Het hoger beroep van CIZ heeft uitsluitend betrekking op het standpunt dat de bevoegdheid tot intrekking van het indicatiebesluit in dit geval berust op artikel 3.2.4, aanhef en onder b, van de Wlz.

4.2.

Artikel 3.2.4, aanhef en onder b, van de Wlz bepaalt dat het CIZ een indicatiebesluit kan herzien dan wel intrekken indien het CIZ vaststelt dat de verzekerde niet langer op de geïndiceerde zorg is aangewezen.

4.3.1.

Uit de medische advisering die aan het bestreden besluit ten grondslag ligt, blijkt niet dat betrokkene niet langer op de bij het ingetrokken besluit geïndiceerde zorg (zorgzwaartepakket 6VG) is aangewezen. Naar de zorgbehoefte van betrokkene is door de medisch adviseur in het geheel geen onderzoek gedaan. Het bestreden besluit berust op de stelling dat bij betrokkene geen sprake is van een verstandelijke handicap in de zin van artikel 3.2.1, eerste lid, van de Wlz.

4.3.2.

Op grond van artikel 3.2.4, aanhef en onder b, van de Wlz kan uitsluitend het niet langer aangewezen zijn op de geïndiceerde zorg een grond opleveren voor intrekking of herziening van een indicatiebesluit.
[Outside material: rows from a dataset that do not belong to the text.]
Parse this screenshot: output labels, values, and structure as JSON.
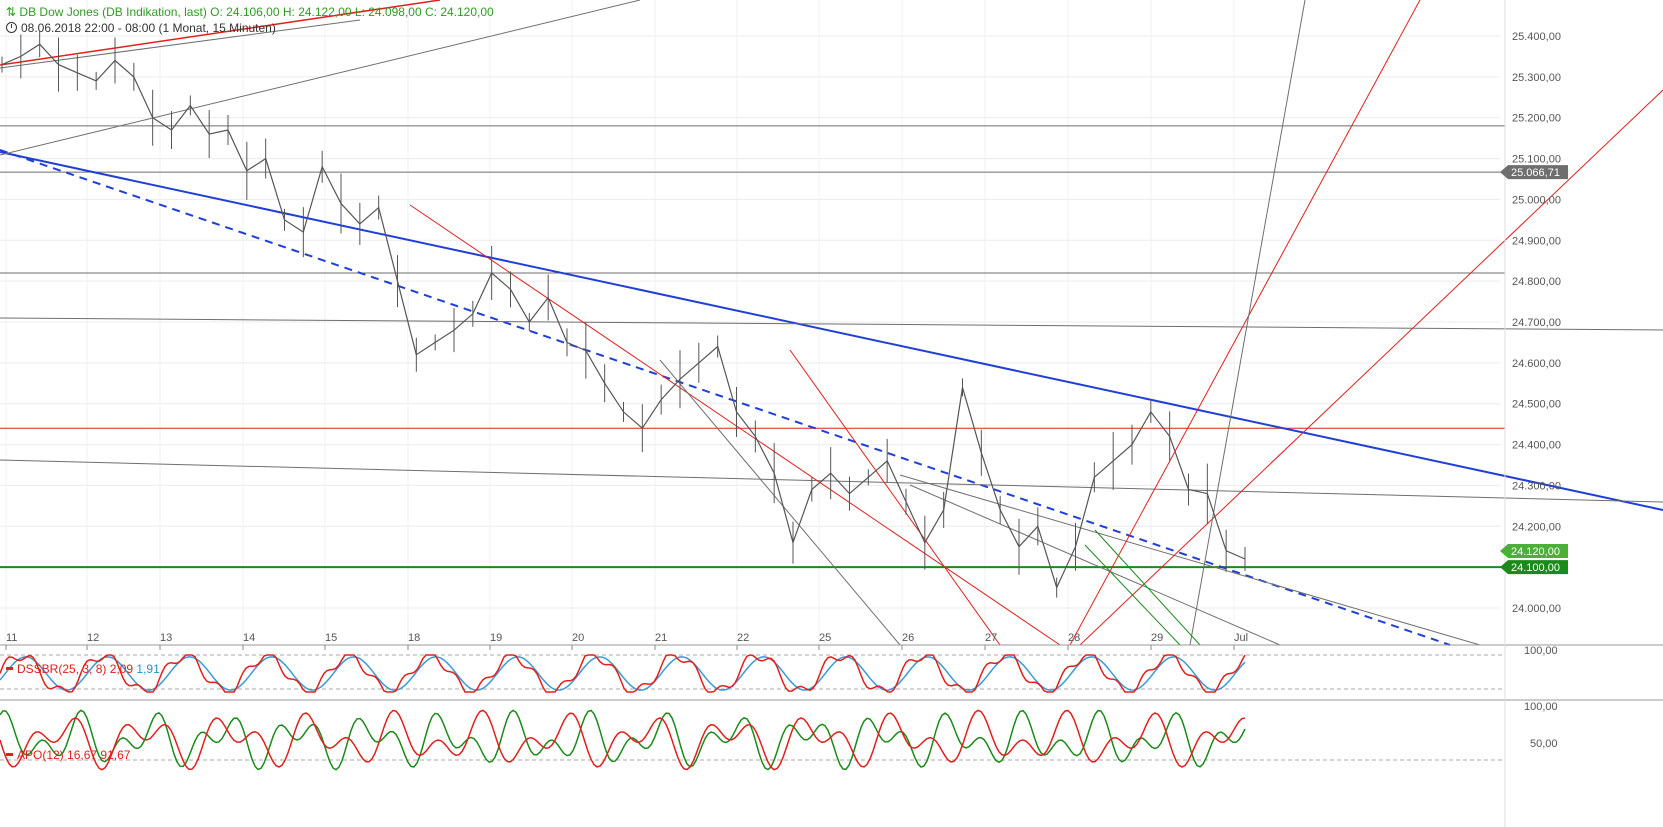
{
  "header": {
    "title_line": "DB Dow Jones (DB Indikation, last)  O: 24.106,00  H: 24.122,00  L: 24.098,00  C: 24.120,00",
    "period_line": "08.06.2018 22:00 - 08:00   (1 Monat, 15 Minuten)"
  },
  "indicators": {
    "dssbr": {
      "label": "DSSBR(25, 3, 8)",
      "value1": "2,09",
      "value2": "1,91"
    },
    "apo": {
      "label": "APO(12)",
      "value1": "16,67",
      "value2": "91,67"
    }
  },
  "colors": {
    "price": "#555555",
    "blue_trend": "#1f3fd6",
    "red_line": "#e0201c",
    "gray_line": "#6e6e6e",
    "green_line": "#1a8a1a",
    "dssbr_red": "#e0201c",
    "dssbr_blue": "#3a9ad9",
    "apo_green": "#1a8a1a",
    "apo_red": "#e0201c"
  },
  "chart_data": {
    "type": "line",
    "instrument": "DB Dow Jones",
    "x_labels": [
      "11",
      "12",
      "13",
      "14",
      "15",
      "18",
      "19",
      "20",
      "21",
      "22",
      "25",
      "26",
      "27",
      "28",
      "29",
      "Jul"
    ],
    "y_ticks": [
      "25.400,00",
      "25.300,00",
      "25.200,00",
      "25.100,00",
      "25.000,00",
      "24.900,00",
      "24.800,00",
      "24.700,00",
      "24.600,00",
      "24.500,00",
      "24.400,00",
      "24.300,00",
      "24.200,00",
      "24.100,00",
      "24.000,00"
    ],
    "ylim": [
      23950,
      25450
    ],
    "price_tags": [
      {
        "value": 25066.71,
        "label": "25.066,71",
        "color": "#6e6e6e"
      },
      {
        "value": 24120,
        "label": "24.120,00",
        "color": "#4caf3a"
      },
      {
        "value": 24100,
        "label": "24.100,00",
        "color": "#1a8a1a"
      }
    ],
    "series": [
      {
        "points": [
          [
            0,
            25330
          ],
          [
            1,
            25350
          ],
          [
            2,
            25380
          ],
          [
            3,
            25330
          ],
          [
            4,
            25310
          ],
          [
            5,
            25290
          ],
          [
            6,
            25340
          ],
          [
            7,
            25300
          ],
          [
            8,
            25200
          ],
          [
            9,
            25170
          ],
          [
            10,
            25230
          ],
          [
            11,
            25160
          ],
          [
            12,
            25170
          ],
          [
            13,
            25070
          ],
          [
            14,
            25100
          ],
          [
            15,
            24950
          ],
          [
            16,
            24920
          ],
          [
            17,
            25080
          ],
          [
            18,
            24990
          ],
          [
            19,
            24940
          ],
          [
            20,
            24980
          ],
          [
            21,
            24800
          ],
          [
            22,
            24620
          ],
          [
            23,
            24650
          ],
          [
            24,
            24680
          ],
          [
            25,
            24720
          ],
          [
            26,
            24820
          ],
          [
            27,
            24780
          ],
          [
            28,
            24700
          ],
          [
            29,
            24760
          ],
          [
            30,
            24650
          ],
          [
            31,
            24630
          ],
          [
            32,
            24550
          ],
          [
            33,
            24480
          ],
          [
            34,
            24440
          ],
          [
            35,
            24510
          ],
          [
            36,
            24560
          ],
          [
            37,
            24600
          ],
          [
            38,
            24640
          ],
          [
            39,
            24480
          ],
          [
            40,
            24420
          ],
          [
            41,
            24330
          ],
          [
            42,
            24160
          ],
          [
            43,
            24290
          ],
          [
            44,
            24330
          ],
          [
            45,
            24280
          ],
          [
            46,
            24320
          ],
          [
            47,
            24360
          ],
          [
            48,
            24260
          ],
          [
            49,
            24160
          ],
          [
            50,
            24240
          ],
          [
            51,
            24540
          ],
          [
            52,
            24380
          ],
          [
            53,
            24240
          ],
          [
            54,
            24150
          ],
          [
            55,
            24200
          ],
          [
            56,
            24050
          ],
          [
            57,
            24150
          ],
          [
            58,
            24320
          ],
          [
            59,
            24360
          ],
          [
            60,
            24400
          ],
          [
            61,
            24480
          ],
          [
            62,
            24420
          ],
          [
            63,
            24290
          ],
          [
            64,
            24280
          ],
          [
            65,
            24140
          ],
          [
            66,
            24120
          ]
        ],
        "x_scale": "index",
        "points_per_label": 4.2
      }
    ],
    "horizontal_levels": [
      {
        "value": 25180,
        "color": "#6e6e6e"
      },
      {
        "value": 25066.71,
        "color": "#6e6e6e"
      },
      {
        "value": 24820,
        "color": "#6e6e6e"
      },
      {
        "value": 24440,
        "color": "#e0201c"
      },
      {
        "value": 24100,
        "color": "#1a8a1a"
      }
    ],
    "indicator_scales": {
      "dssbr": [
        "100,00"
      ],
      "apo": [
        "100,00",
        "50,00"
      ]
    }
  }
}
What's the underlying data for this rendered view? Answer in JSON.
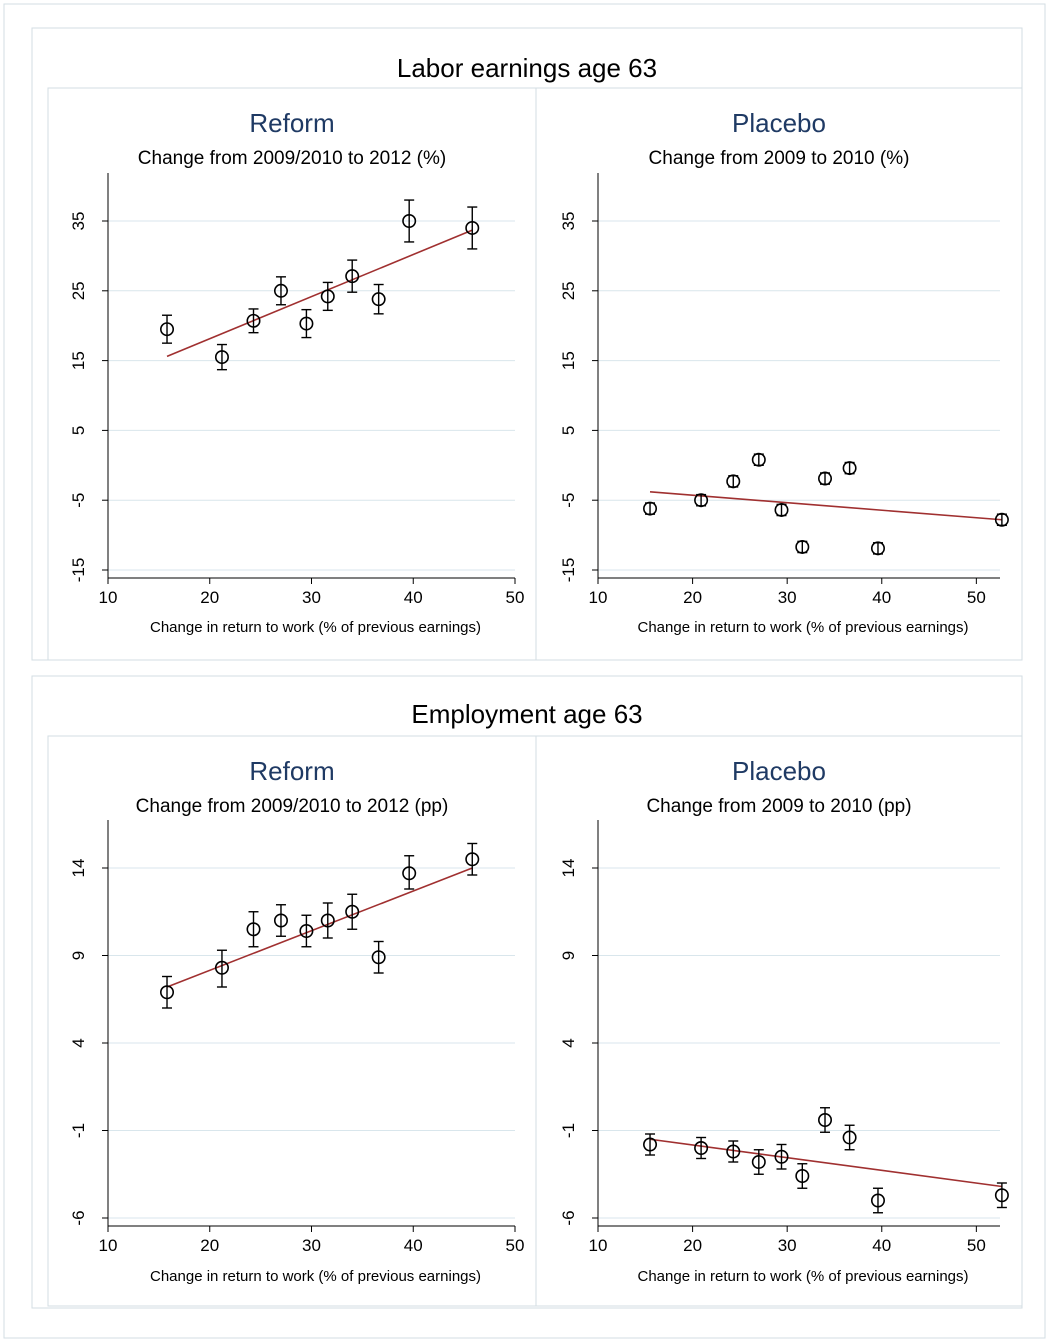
{
  "colors": {
    "fit_line": "#a03030",
    "grid": "#d9e6ec",
    "title_blue": "#1f3a64",
    "border": "#d3dde3"
  },
  "chart_data": [
    {
      "group_title": "Labor earnings age 63",
      "panels": [
        {
          "type": "scatter",
          "title": "Reform",
          "subtitle": "Change from 2009/2010 to 2012 (%)",
          "xlabel": "Change in return to work (% of previous earnings)",
          "ylabel": "",
          "xlim": [
            10,
            50
          ],
          "ylim": [
            -15,
            35
          ],
          "xticks": [
            10,
            20,
            30,
            40,
            50
          ],
          "yticks": [
            -15,
            -5,
            5,
            15,
            25,
            35
          ],
          "grid": true,
          "points": [
            {
              "x": 15.8,
              "y": 19.5,
              "lo": 17.5,
              "hi": 21.5
            },
            {
              "x": 21.2,
              "y": 15.5,
              "lo": 13.7,
              "hi": 17.3
            },
            {
              "x": 24.3,
              "y": 20.7,
              "lo": 19.0,
              "hi": 22.4
            },
            {
              "x": 27.0,
              "y": 25.0,
              "lo": 23.0,
              "hi": 27.0
            },
            {
              "x": 29.5,
              "y": 20.3,
              "lo": 18.3,
              "hi": 22.3
            },
            {
              "x": 31.6,
              "y": 24.2,
              "lo": 22.2,
              "hi": 26.2
            },
            {
              "x": 34.0,
              "y": 27.1,
              "lo": 24.8,
              "hi": 29.4
            },
            {
              "x": 36.6,
              "y": 23.8,
              "lo": 21.7,
              "hi": 25.9
            },
            {
              "x": 39.6,
              "y": 35.0,
              "lo": 32.0,
              "hi": 38.0
            },
            {
              "x": 45.8,
              "y": 34.0,
              "lo": 31.0,
              "hi": 37.0
            }
          ],
          "fit": {
            "x": [
              15.8,
              45.8
            ],
            "y": [
              15.6,
              33.7
            ]
          }
        },
        {
          "type": "scatter",
          "title": "Placebo",
          "subtitle": "Change from 2009 to 2010 (%)",
          "xlabel": "Change in return to work (% of previous earnings)",
          "ylabel": "",
          "xlim": [
            10,
            52.5
          ],
          "ylim": [
            -15,
            35
          ],
          "xticks": [
            10,
            20,
            30,
            40,
            50
          ],
          "yticks": [
            -15,
            -5,
            5,
            15,
            25,
            35
          ],
          "grid": true,
          "points": [
            {
              "x": 15.5,
              "y": -6.2,
              "lo": -7.0,
              "hi": -5.4
            },
            {
              "x": 20.9,
              "y": -5.0,
              "lo": -5.8,
              "hi": -4.2
            },
            {
              "x": 24.3,
              "y": -2.3,
              "lo": -3.1,
              "hi": -1.5
            },
            {
              "x": 27.0,
              "y": 0.8,
              "lo": 0.0,
              "hi": 1.6
            },
            {
              "x": 29.4,
              "y": -6.4,
              "lo": -7.2,
              "hi": -5.6
            },
            {
              "x": 31.6,
              "y": -11.7,
              "lo": -12.5,
              "hi": -10.9
            },
            {
              "x": 34.0,
              "y": -1.9,
              "lo": -2.7,
              "hi": -1.1
            },
            {
              "x": 36.6,
              "y": -0.4,
              "lo": -1.2,
              "hi": 0.4
            },
            {
              "x": 39.6,
              "y": -11.9,
              "lo": -12.7,
              "hi": -11.1
            },
            {
              "x": 52.7,
              "y": -7.8,
              "lo": -8.6,
              "hi": -7.0
            }
          ],
          "fit": {
            "x": [
              15.5,
              52.7
            ],
            "y": [
              -3.8,
              -7.8
            ]
          }
        }
      ]
    },
    {
      "group_title": "Employment age 63",
      "panels": [
        {
          "type": "scatter",
          "title": "Reform",
          "subtitle": "Change from 2009/2010 to 2012 (pp)",
          "xlabel": "Change in return to work (% of previous earnings)",
          "ylabel": "",
          "xlim": [
            10,
            50
          ],
          "ylim": [
            -6,
            14
          ],
          "xticks": [
            10,
            20,
            30,
            40,
            50
          ],
          "yticks": [
            -6,
            -1,
            4,
            9,
            14
          ],
          "grid": true,
          "points": [
            {
              "x": 15.8,
              "y": 6.9,
              "lo": 6.0,
              "hi": 7.8
            },
            {
              "x": 21.2,
              "y": 8.3,
              "lo": 7.2,
              "hi": 9.3
            },
            {
              "x": 24.3,
              "y": 10.5,
              "lo": 9.5,
              "hi": 11.5
            },
            {
              "x": 27.0,
              "y": 11.0,
              "lo": 10.1,
              "hi": 11.9
            },
            {
              "x": 29.5,
              "y": 10.4,
              "lo": 9.5,
              "hi": 11.3
            },
            {
              "x": 31.6,
              "y": 11.0,
              "lo": 10.0,
              "hi": 12.0
            },
            {
              "x": 34.0,
              "y": 11.5,
              "lo": 10.5,
              "hi": 12.5
            },
            {
              "x": 36.6,
              "y": 8.9,
              "lo": 8.0,
              "hi": 9.8
            },
            {
              "x": 39.6,
              "y": 13.7,
              "lo": 12.8,
              "hi": 14.7
            },
            {
              "x": 45.8,
              "y": 14.5,
              "lo": 13.6,
              "hi": 15.4
            }
          ],
          "fit": {
            "x": [
              15.8,
              45.8
            ],
            "y": [
              7.2,
              14.0
            ]
          }
        },
        {
          "type": "scatter",
          "title": "Placebo",
          "subtitle": "Change from 2009 to 2010 (pp)",
          "xlabel": "Change in return to work (% of previous earnings)",
          "ylabel": "",
          "xlim": [
            10,
            52.5
          ],
          "ylim": [
            -6,
            14
          ],
          "xticks": [
            10,
            20,
            30,
            40,
            50
          ],
          "yticks": [
            -6,
            -1,
            4,
            9,
            14
          ],
          "grid": true,
          "points": [
            {
              "x": 15.5,
              "y": -1.8,
              "lo": -2.4,
              "hi": -1.2
            },
            {
              "x": 20.9,
              "y": -2.0,
              "lo": -2.6,
              "hi": -1.4
            },
            {
              "x": 24.3,
              "y": -2.2,
              "lo": -2.8,
              "hi": -1.6
            },
            {
              "x": 27.0,
              "y": -2.8,
              "lo": -3.5,
              "hi": -2.1
            },
            {
              "x": 29.4,
              "y": -2.5,
              "lo": -3.2,
              "hi": -1.8
            },
            {
              "x": 31.6,
              "y": -3.6,
              "lo": -4.3,
              "hi": -2.9
            },
            {
              "x": 34.0,
              "y": -0.4,
              "lo": -1.1,
              "hi": 0.3
            },
            {
              "x": 36.6,
              "y": -1.4,
              "lo": -2.1,
              "hi": -0.7
            },
            {
              "x": 39.6,
              "y": -5.0,
              "lo": -5.7,
              "hi": -4.3
            },
            {
              "x": 52.7,
              "y": -4.7,
              "lo": -5.4,
              "hi": -4.0
            }
          ],
          "fit": {
            "x": [
              15.5,
              52.7
            ],
            "y": [
              -1.5,
              -4.2
            ]
          }
        }
      ]
    }
  ]
}
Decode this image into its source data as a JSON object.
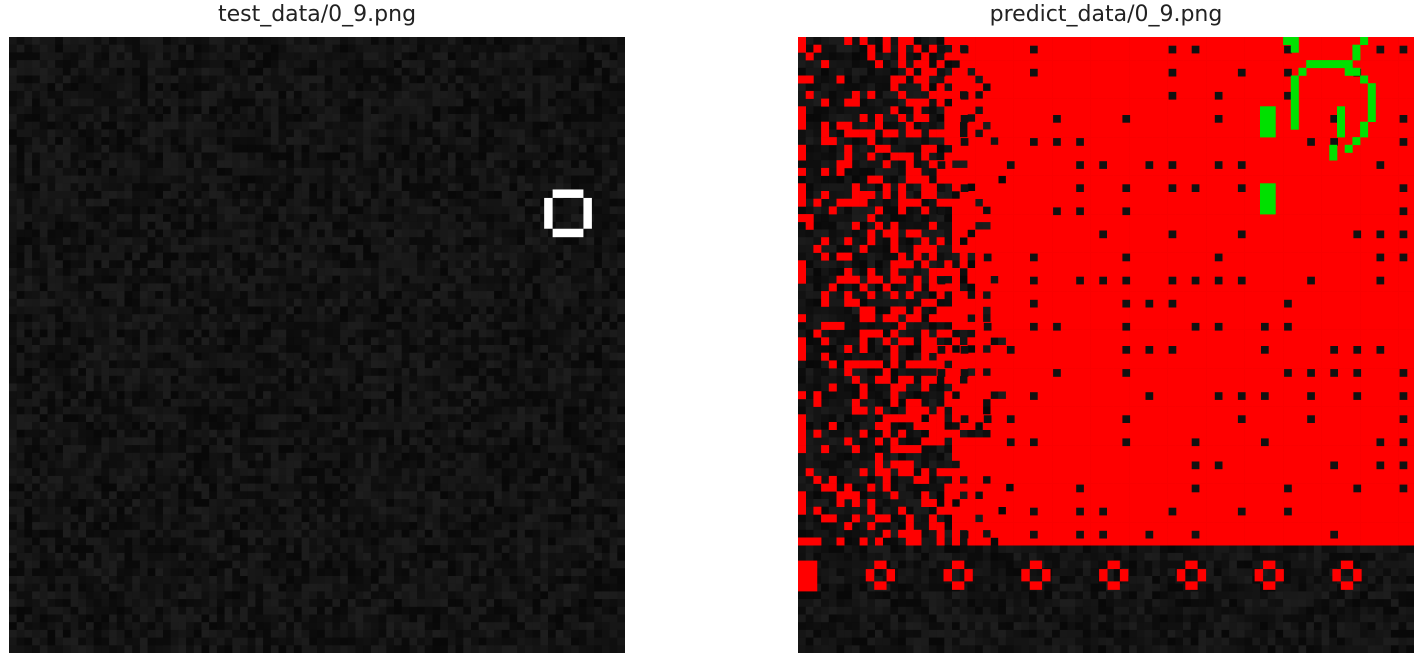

De intrekking van een indicatiebesluit kan daarom niet worden gebaseerd op de beoordeling dat geen sprake is van een grondslag verstandelijke handicap in de zin van artikel 3.2.1, eerste lid, aanhef, van de Wlz. CIZ was dan ook niet bevoegd met toepassing van artikel 3.2.4, aanhef en onder b, van de Wlz het indicatiebesluit van 16 augustus 2013 in te trekken. De rechtbank heeft dit miskend.

4.4.

Uit wat onder 4.3.1 en 4.3.2 is overwogen, volgt dat het hoger beroep van CIZ niet slaagt. De rechtbank heeft terecht het bestreden besluit vernietigd en het besluit van 16 december 2016 herroepen, zij het dat de rechtbank daaraan een onjuiste motivering ten grondslag heeft gelegd. De aangevallen uitspraak zal daarom worden bevestigd met verbetering van de gronden waarop zij berust.

5. Aanleiding bestaat CIZ te veroordelen in de proceskosten van betrokkene in hoger beroep. Deze worden begroot op € 1.024,- voor verleende rechtsbijstand.